Strings become NSString*, booleans become BOOL (assign), numbers become NSNumber* (so they can be nullable like JSON), arrays become NSArray*, objects become typed pointer references, and JSON null becomes id. Use NSNumber instead of primitive int/float to mirror JSON nullability — JSON has only one number type.

Should I deserialize with NSJSONSerialization or a library?

NSJSONSerialization (Foundation) is the no-dependency choice — parse the data, then assign each NSDictionary key to a property in initWithDictionary:. For larger projects, Mantle, JSONModel, or YYModel automate the dictionary-to-object mapping using runtime reflection so you do not write boilerplate setters by hand.

How are JSON keys with dashes or reserved words handled?

A JSON key like "user-id" is converted to userId (camelCase).
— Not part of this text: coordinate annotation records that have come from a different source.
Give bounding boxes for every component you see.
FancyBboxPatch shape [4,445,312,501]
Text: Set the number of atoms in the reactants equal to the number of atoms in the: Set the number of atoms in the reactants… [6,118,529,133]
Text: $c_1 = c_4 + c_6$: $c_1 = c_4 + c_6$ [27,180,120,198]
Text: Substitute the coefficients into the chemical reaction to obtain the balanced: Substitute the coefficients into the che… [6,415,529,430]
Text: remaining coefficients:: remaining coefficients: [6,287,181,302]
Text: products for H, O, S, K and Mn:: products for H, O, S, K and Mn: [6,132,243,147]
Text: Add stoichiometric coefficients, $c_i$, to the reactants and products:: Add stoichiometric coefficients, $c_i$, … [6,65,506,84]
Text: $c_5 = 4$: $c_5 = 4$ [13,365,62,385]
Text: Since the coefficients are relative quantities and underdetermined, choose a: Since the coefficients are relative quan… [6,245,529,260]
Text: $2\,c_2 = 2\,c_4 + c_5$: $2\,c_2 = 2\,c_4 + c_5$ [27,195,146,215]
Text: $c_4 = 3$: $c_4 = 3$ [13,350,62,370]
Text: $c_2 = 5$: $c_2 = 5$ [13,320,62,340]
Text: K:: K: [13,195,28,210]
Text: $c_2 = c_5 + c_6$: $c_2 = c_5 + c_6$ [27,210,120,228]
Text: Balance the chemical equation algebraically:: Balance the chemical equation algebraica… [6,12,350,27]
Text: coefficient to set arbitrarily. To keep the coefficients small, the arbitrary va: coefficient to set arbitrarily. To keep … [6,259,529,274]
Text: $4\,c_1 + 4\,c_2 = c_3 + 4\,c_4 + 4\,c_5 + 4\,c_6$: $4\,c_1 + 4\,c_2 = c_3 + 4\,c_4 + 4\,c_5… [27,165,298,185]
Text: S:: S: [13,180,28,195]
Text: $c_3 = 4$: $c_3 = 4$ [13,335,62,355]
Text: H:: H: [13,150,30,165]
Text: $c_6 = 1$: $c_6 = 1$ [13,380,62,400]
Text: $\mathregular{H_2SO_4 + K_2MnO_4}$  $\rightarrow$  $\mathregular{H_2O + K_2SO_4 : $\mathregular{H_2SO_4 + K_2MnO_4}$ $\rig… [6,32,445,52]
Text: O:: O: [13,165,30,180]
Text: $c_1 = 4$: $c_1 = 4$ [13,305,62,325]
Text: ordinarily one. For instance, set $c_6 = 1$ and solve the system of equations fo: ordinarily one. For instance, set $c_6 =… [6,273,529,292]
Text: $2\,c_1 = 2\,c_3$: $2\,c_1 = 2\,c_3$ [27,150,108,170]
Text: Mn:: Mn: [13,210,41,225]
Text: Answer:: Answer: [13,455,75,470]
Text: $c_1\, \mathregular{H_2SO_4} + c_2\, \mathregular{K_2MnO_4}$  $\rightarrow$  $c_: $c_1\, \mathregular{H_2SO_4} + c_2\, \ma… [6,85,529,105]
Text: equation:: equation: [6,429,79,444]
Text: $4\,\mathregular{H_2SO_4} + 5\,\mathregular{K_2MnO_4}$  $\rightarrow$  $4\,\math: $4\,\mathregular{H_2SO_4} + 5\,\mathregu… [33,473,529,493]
Keys colliding with Objective-C reserved words like new, class, or id are usually safe as @property names because the runtime allows them, but consider renaming them to avoid confusion. Override the JSON-to-property mapping at deserialization time using a key transformer.

Is the JSON uploaded to your servers?

No. Conversion runs entirely in your browser via JavaScript. Open DevTools → Network and click Convert — no requests are made. Pasting JSON containing API tokens, customer data, or proprietary field names never leaves your machine.

Do I need ARC for the generated classes?

Yes — strong is the default ownership qualifier in modern Objective-C and assumes ARC (Automatic Reference Counting) is enabled for the file. ARC has been the default since Xcode 4.2 and is required for new App Store submissions. If you are working in a manual-retain-release file, switch strong to retain.